The Memory Machines project is part of Bhowmik’s post-doctoral research at Aalto Media Lab. In his doctoral thesis Deep Time of the Museum Bhowmik studied the infrastructures of museums. Now in his post-doc The Materialities of Digital Memory he is looking at the energies and infrastructures of memory institutions in general including libraries, archives and museums.

“We need to examine the impact of new media technologies on the environment and cultural memory. In this, we must take a critical approach to design and media, instead of being simply fascinated by new technologies and driven by industry. And, at the same time involve people and communities in our research and findings”, says Bhowmik.

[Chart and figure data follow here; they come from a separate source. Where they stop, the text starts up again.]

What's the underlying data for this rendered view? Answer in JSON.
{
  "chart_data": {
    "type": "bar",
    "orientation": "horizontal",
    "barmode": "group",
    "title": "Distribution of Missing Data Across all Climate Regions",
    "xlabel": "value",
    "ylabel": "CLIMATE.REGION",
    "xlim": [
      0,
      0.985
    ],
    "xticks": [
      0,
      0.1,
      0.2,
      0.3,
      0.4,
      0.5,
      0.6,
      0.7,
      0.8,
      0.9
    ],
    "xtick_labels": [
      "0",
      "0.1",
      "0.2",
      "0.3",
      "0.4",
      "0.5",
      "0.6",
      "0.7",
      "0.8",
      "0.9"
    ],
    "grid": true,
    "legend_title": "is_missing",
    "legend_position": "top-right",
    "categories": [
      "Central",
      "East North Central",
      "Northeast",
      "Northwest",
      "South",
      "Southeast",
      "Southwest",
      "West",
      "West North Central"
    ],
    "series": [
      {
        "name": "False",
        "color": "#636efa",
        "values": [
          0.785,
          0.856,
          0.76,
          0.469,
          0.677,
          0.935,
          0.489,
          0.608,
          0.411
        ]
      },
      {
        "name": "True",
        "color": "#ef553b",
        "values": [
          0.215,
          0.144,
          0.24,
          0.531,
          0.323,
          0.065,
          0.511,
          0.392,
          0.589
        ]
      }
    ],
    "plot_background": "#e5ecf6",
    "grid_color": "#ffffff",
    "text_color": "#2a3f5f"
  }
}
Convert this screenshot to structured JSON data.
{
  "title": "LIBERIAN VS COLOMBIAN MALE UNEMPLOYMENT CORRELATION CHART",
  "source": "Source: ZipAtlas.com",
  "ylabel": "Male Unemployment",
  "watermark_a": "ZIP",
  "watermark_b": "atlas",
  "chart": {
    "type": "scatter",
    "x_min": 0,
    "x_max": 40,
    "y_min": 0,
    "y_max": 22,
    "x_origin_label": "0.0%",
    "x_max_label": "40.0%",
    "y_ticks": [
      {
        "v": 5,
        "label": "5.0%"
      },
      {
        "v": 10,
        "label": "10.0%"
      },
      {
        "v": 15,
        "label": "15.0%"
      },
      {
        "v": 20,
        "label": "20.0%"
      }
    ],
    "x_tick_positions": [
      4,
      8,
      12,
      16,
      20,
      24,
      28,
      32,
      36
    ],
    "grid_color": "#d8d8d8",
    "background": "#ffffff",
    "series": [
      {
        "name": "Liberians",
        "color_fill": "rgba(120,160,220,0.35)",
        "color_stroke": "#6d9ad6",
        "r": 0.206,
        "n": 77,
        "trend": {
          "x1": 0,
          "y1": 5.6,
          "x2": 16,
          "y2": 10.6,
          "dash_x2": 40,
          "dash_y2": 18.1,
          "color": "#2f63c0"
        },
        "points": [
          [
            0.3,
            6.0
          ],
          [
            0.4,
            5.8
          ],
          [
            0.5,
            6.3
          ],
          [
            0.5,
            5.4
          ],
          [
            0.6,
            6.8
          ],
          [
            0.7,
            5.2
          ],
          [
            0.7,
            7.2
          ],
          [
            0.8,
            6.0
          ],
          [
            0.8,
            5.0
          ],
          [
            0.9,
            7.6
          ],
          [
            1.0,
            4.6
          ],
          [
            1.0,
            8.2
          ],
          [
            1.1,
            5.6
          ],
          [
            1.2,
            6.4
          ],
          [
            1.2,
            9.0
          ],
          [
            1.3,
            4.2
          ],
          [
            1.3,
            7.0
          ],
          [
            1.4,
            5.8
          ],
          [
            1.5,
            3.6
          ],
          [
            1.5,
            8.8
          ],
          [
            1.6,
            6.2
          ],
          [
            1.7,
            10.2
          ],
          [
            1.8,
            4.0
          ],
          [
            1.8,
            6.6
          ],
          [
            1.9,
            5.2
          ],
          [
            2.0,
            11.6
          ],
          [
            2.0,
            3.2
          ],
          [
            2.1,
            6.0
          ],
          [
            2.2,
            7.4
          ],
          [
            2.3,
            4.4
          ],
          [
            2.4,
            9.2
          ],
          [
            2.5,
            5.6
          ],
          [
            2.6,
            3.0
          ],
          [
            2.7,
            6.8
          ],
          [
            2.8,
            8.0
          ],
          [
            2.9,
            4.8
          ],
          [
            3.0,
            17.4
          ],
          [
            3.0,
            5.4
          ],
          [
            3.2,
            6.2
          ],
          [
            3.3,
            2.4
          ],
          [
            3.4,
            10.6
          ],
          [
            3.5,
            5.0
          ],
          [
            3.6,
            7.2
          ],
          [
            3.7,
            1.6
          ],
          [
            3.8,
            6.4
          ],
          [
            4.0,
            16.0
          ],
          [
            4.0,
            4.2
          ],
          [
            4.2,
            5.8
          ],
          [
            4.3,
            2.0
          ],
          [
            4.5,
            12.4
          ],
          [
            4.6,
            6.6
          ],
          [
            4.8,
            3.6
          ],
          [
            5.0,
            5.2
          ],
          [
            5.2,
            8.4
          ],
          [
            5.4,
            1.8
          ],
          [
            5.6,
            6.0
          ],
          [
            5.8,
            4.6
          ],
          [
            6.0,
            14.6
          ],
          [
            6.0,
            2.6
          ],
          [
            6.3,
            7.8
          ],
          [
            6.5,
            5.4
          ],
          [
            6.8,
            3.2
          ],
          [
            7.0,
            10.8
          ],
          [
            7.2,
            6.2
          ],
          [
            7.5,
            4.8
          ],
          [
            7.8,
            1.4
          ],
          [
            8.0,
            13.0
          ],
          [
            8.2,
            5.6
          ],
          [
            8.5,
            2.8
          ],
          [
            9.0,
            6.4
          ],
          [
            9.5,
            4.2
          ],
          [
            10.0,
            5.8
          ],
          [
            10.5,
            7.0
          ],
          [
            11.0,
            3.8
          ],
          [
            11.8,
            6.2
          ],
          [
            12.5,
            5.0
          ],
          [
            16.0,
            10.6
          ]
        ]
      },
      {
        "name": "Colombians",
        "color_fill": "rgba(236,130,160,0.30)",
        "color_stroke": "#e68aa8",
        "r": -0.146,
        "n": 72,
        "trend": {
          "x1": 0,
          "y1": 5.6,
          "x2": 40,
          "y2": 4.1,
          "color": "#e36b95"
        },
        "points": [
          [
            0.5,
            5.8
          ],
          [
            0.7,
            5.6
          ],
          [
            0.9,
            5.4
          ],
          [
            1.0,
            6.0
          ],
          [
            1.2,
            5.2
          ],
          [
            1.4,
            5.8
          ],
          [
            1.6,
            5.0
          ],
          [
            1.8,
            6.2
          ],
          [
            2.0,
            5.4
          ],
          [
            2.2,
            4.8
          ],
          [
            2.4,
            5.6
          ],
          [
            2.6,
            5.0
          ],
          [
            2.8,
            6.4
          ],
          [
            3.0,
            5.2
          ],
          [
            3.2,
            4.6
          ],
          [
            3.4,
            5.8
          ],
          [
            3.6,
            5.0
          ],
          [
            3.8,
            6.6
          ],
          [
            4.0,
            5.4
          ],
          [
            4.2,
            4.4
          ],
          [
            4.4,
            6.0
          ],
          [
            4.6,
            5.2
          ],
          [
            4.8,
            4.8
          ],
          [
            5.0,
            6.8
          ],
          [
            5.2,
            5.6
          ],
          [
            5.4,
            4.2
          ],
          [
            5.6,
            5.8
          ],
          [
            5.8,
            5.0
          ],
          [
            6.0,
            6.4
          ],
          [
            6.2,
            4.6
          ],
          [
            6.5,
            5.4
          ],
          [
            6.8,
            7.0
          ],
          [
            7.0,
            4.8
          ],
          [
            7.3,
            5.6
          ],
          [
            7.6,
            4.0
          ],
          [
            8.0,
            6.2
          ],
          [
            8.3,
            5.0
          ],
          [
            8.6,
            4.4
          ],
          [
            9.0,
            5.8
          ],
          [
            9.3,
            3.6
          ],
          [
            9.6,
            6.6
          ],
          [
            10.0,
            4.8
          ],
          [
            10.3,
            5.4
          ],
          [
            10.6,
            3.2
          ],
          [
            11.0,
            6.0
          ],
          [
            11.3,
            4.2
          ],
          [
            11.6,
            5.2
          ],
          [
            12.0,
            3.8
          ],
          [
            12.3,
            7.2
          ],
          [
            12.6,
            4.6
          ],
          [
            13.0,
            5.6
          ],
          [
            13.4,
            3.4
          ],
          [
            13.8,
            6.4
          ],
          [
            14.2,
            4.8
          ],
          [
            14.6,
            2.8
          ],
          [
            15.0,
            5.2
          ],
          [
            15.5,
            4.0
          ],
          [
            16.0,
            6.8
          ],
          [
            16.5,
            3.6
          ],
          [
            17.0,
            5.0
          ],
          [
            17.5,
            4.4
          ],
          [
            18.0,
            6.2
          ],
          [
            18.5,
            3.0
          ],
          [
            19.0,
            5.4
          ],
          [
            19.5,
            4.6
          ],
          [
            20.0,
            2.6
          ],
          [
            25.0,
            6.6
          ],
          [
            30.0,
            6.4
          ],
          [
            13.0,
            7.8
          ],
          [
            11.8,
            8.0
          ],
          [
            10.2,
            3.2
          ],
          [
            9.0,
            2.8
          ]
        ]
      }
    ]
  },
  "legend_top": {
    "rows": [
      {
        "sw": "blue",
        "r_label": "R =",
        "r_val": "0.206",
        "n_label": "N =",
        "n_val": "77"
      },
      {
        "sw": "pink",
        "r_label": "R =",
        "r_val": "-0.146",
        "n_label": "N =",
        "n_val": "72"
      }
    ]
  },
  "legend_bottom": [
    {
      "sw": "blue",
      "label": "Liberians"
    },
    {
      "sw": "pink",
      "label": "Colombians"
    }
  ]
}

He is continuing with his three year post-doctoral research at Aalto funded by the Finnish Cultural Foundation until mid 2020, which will also result in a book. His research is complemented by the art projects. In Berlin, Bhowmik is also working on an energy art installation “Polarity" inside the ruins of the Franziskaner Church, to be tentatively in place in the summer of 2019.
Bhowmik is also developing a multi-channel AV installation “The Mother’s Mouth” based on the archived voices of WW1 prisoners of war in Wünsdorf Camp in Germany.

Recently he was awarded 108 200 euro by Kone Foundation for his upcoming research project: “Imaginary Natures: On Extractive Media and the Cultural Memory of Environmental Change.” The proposal presents a novel approach to citizen engagement with advanced imaging technologies and machine learning to explore environmental change. It conducts field expeditions to sites of media infrastructures, mineral and energy extraction overlapped with wild habitats. Collaborating with memory institutions, a large intelligent archive is co-constructed for environmental memory. New tools and methods are developed to enhance society’s knowledge and comprehension of environmental change.

The opening celebration of the exhibition will take place at Oodi on Friday, January 11, from 7 to 10pm. The curators and artists will host a symposium about the exhibition on Saturday, January 12, from 2 to 4pm. Welcome!